Background: Medical emergency teams were introduced in Australia in 1996 however, evidence indicated deteriorating patients continued to be under-reported to them. Socio-cultural, behavioural and workforce barriers to medical emergency team calls have been identified but their impact, where these teams have operated for many years, has not been investigated.
Aim: To explore metropolitan and regional nurses’ and midwives’ experiences prior to, during and after medical emergency team calls in settings where these teams have operated for at least five years.
Methods: Quantitative and qualitative data were collected from nurses and midwives from eight metropolitan and regional Australian hospitals. Participants were invited to respond to a 29-item survey instrument specifically designed for this study. Descriptive statistics were undertaken; augmented by respondents’ comments.
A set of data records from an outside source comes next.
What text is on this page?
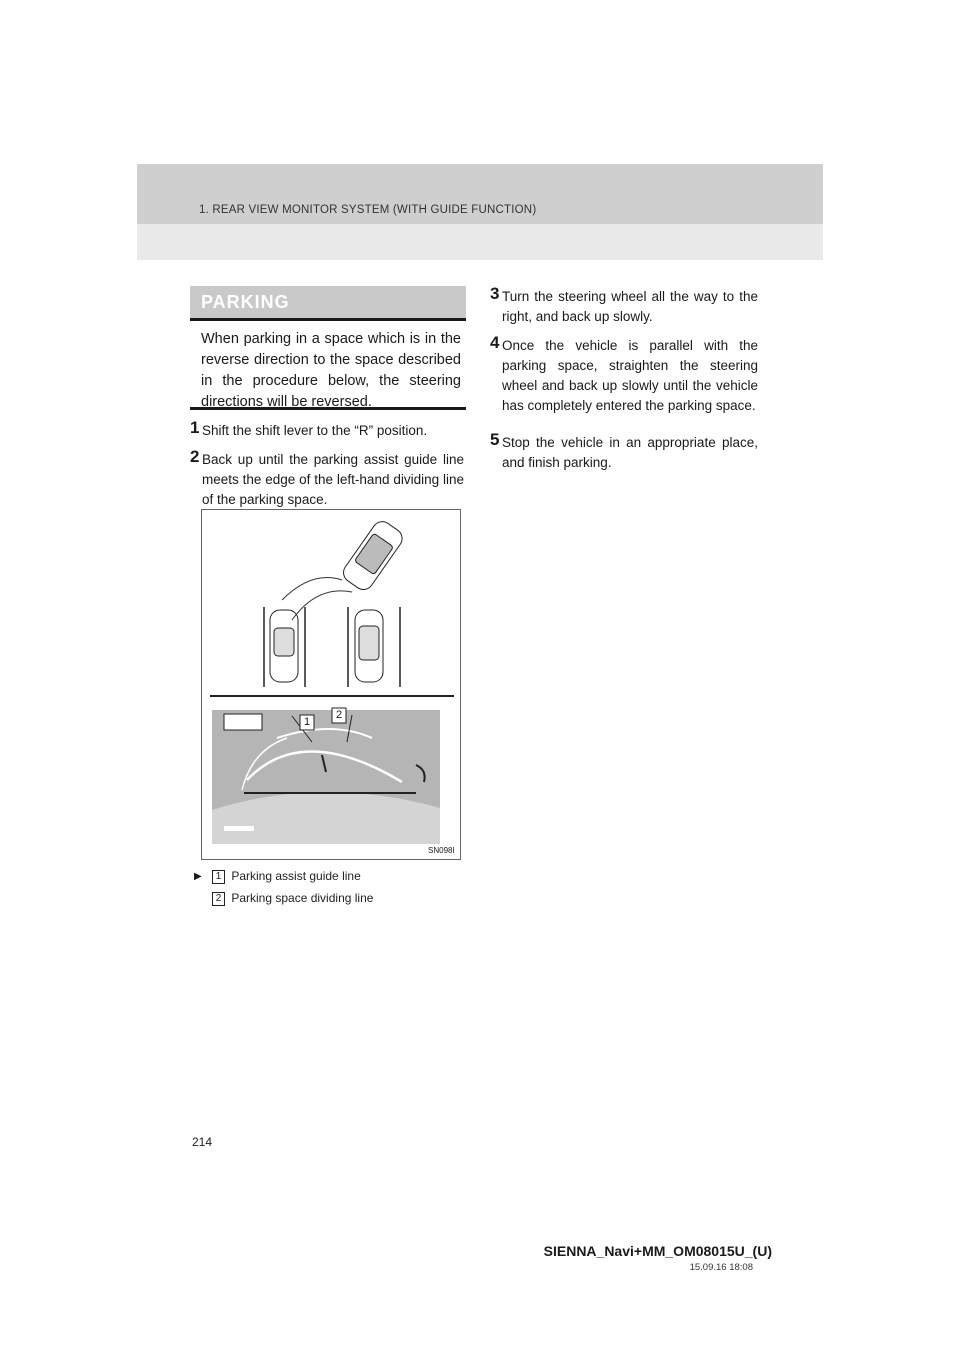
1. REAR VIEW MONITOR SYSTEM (WITH GUIDE FUNCTION)
PARKING

When parking in a space which is in the reverse direction to the space described in the procedure below, the steering directions will be reversed.

1 Shift the shift lever to the “R” position.
2 Back up until the parking assist guide line meets the edge of the left-hand dividing line of the parking space.
1
2
SN098I
▶	1 Parking assist guide line
2 Parking space dividing line
3 Turn the steering wheel all the way to the right, and back up slowly.
4 Once the vehicle is parallel with the parking space, straighten the steering wheel and back up slowly until the vehicle has completely entered the parking space.
5 Stop the vehicle in an appropriate place, and finish parking.
214
SIENNA_Navi+MM_OM08015U_(U)
15.09.16 18:08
Results: The 121 responses (73 metropolitan; 48 regional) were analysed. Previously identified barriers such as unsupportive health professionals, acuity of other patients, ward busyness and individual workload were not perceived as detractors from call activation. Workload, however, impacted on care of other patients with support wanted during medical emergency team calls (especially by regional staff co-opted into the teams). Debriefing following difficult medical emergency team calls was also sought.
Discussion: Differences between metropolitan and regional settings related primarily to staffing issues. Medical emergency teams in metropolitan settings largely consisted of critical care staff, whereas regional teams were limited to available staff.
Conclusion: Overall, barriers to medical emergency team calls appeared markedly decreased compared to results in earlier studies. However, further research on events during and after medical emergency team calls and regular advanced life support training of regional staff was recommended.